А о свойстве некоторых цветов и оттенков у меня в той поездке остались свои, субъективные воспоминания.

В квартире народного художника СССР Василия Бородая мне поручили ответственное дело: держать в наклонном положении специальный зонтик, в который должна была выстрелить печально знакомая мне осветительная лампа. По задумке деда, только такой отраженный свет правильно подсветит с задней стороны золотисто-красные витражи. На их фоне пожелал сниматься их автор — Василий Бородай. Я с блеском выполнил свою работу и потом много лет показывал родным и знакомым дедовскую картину, приговаривая: «А вот там стою я и держу зонтик».

В знак признания художник угостил нас какими-то сладостями с черным кофе. По тогдашней моде он был не просто черный, но еще и без сахара. И, в духе хлебосольных украинских традиций, от всего сердца налил его не в маленькие кофейные чашечки, а в увесистые трехсотграммовые кружки.

Надо признаться, дома мы кофе вообще не пили. Изредка я пробовал хорошо разбавленный молоком сладкий напиток, который пила бабушка, «опасаясь давления». Но был я при этом очень послушным и тактичным мальчиком.

— Ешь там все, что дадут, — напутствовала меня мама перед поездкой. — Не привередничай. А то будет стыдно.

Василий Бородай, 1974

Чтобы «не было стыдно», я мучительночестно выпил крепчайший кофе по-турецки в украинской таре. До самого дна. (Думаю, мне было бы легче выпить пузырек черных чернил.) И впал в странный полуобморочный транс. Но надо было ехать дальше. Нас уже ждала у себя на квартире артистка Ада Роговцева, героиня моих любимых в то время фильмов «Салют, Мария!» и «Укрощение огня».





Я держался как мог. Увлеченные разговором с Бородаем и прошедшими съемками, ни дед, ни Володя Вяткин не замечали моего состояния. Но Ада Роговцева заметила. Она выпорхнула нам навстречу в ярком цветном платье, как настоящая райская птица. И тотчас присела и заглянула мне в лицо.

— Вы такой бледный, — сказал она. — Все ли в порядке?

— И в самом деле, — спохватился дед. — Устал, наверное?

— Слишком много выпил… кофе, — с трудом ворочая языком, пробормотал я, конфузясь.

— Да! — подтвердил Володя. — С кофе он там действительно переборщил.

Ада мгновенно порхнула куда-то вглубь квартиры и тут же вручила мне чашку со свежепротертой с сахаром клубникой.

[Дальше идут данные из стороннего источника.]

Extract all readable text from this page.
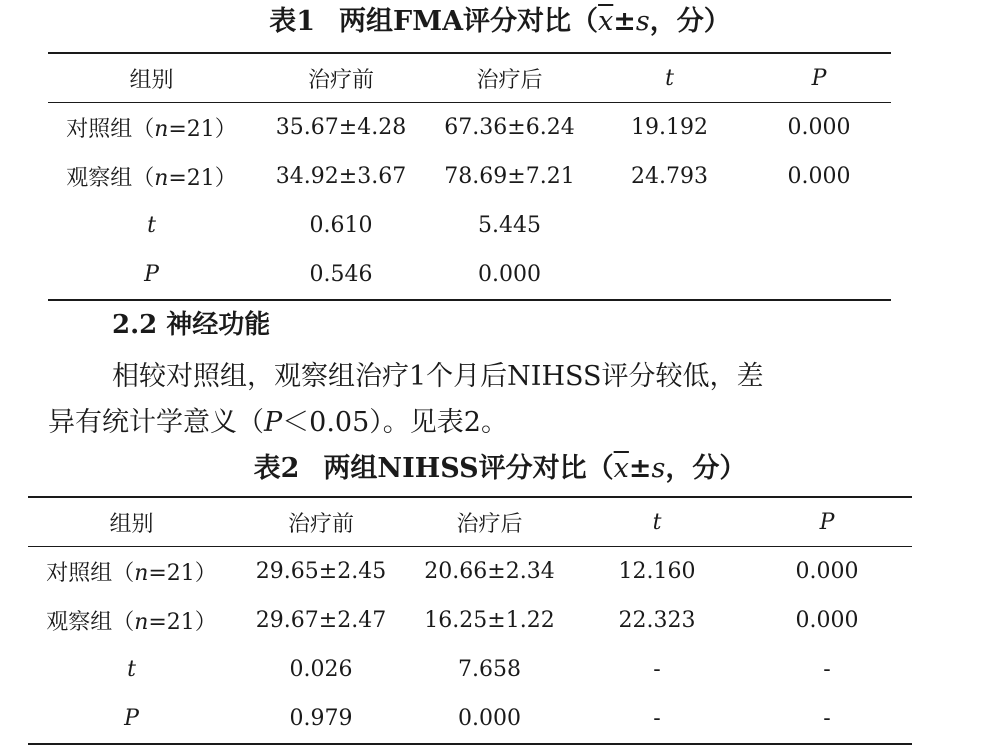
表1 两组FMA评分对比（$\overline{x}\pm s$，分）
组别	治疗前	治疗后	t	P
对照组（n=21）	35.67±4.28	67.36±6.24	19.192	0.000
观察组（n=21）	34.92±3.67	78.69±7.21	24.793	0.000
t	0.610	5.445		
P	0.546	0.000		
2.2 神经功能
相较对照组，观察组治疗1个月后NIHSS评分较低，差
异有统计学意义（P＜0.05）。见表2。
表2 两组NIHSS评分对比（$\overline{x}\pm s$，分）
组别	治疗前	治疗后	t	P
对照组（n=21）	29.65±2.45	20.66±2.34	12.160	0.000
观察组（n=21）	29.67±2.47	16.25±1.22	22.323	0.000
t	0.026	7.658	-	-
P	0.979	0.000	-	-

— Я как раз делала заготовки, — сказала она. — думаю, это поможет.

От клубники исходил блаженный аромат свежести. Я ел клубнику и чувствовал, как кофейная пелена спадает с глаз. Мне и раньше нравилась Ада Роговцева, но с тех пор я полюбил ее как свою спасительницу. Ее… и протертую клубнику.

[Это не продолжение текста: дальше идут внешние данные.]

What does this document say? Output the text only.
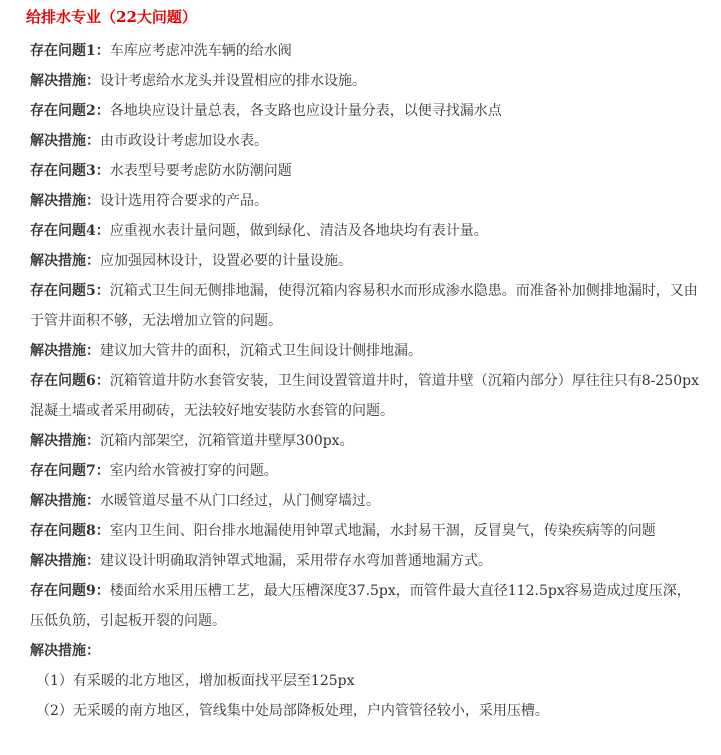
给排水专业（22大问题）

存在问题1：车库应考虑冲洗车辆的给水阀

解决措施：设计考虑给水龙头并设置相应的排水设施。

存在问题2：各地块应设计量总表，各支路也应设计量分表，以便寻找漏水点

解决措施：由市政设计考虑加设水表。

存在问题3：水表型号要考虑防水防潮问题

解决措施：设计选用符合要求的产品。

存在问题4：应重视水表计量问题，做到绿化、清洁及各地块均有表计量。

解决措施：应加强园林设计，设置必要的计量设施。

存在问题5：沉箱式卫生间无侧排地漏，使得沉箱内容易积水而形成渗水隐患。而准备补加侧排地漏时，又由于管井面积不够，无法增加立管的问题。

解决措施：建议加大管井的面积，沉箱式卫生间设计侧排地漏。

存在问题6：沉箱管道井防水套管安装，卫生间设置管道井时，管道井壁（沉箱内部分）厚往往只有8-250px混凝土墙或者采用砌砖，无法较好地安装防水套管的问题。

解决措施：沉箱内部架空，沉箱管道井壁厚300px。

存在问题7：室内给水管被打穿的问题。

解决措施：水暖管道尽量不从门口经过，从门侧穿墙过。

存在问题8：室内卫生间、阳台排水地漏使用钟罩式地漏，水封易干涸，反冒臭气，传染疾病等的问题

解决措施：建议设计明确取消钟罩式地漏，采用带存水弯加普通地漏方式。

存在问题9：楼面给水采用压槽工艺，最大压槽深度37.5px，而管件最大直径112.5px容易造成过度压深，压低负筋，引起板开裂的问题。

解决措施：

（1）有采暖的北方地区，增加板面找平层至125px

（2）无采暖的南方地区，管线集中处局部降板处理，户内管管径较小，采用压槽。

А потом был ночной переезд в уже упоминавшийся отдаленный колхоз. Помню черную-черную южную ночь, какого-то странного провожатого, сидевшего рядом с дедом и время от времени на всю кабину запевавшего популярные оперные арии. И режущие глаз огни встречных машин.

— Как они слепят! — недовольно пробормотал дед. — Нет чтобы притушить как полагается…

— А давайте пару раз включим нашу «волшебную лампу»! — предложил я, все еще ощущая прилив сил после клубники.

— Что ты! — испугался дед.

А Володя задумчиво добавил:

— На такой скорости и на такой дороге это — настоящее оружие. Собьет в кювет только так!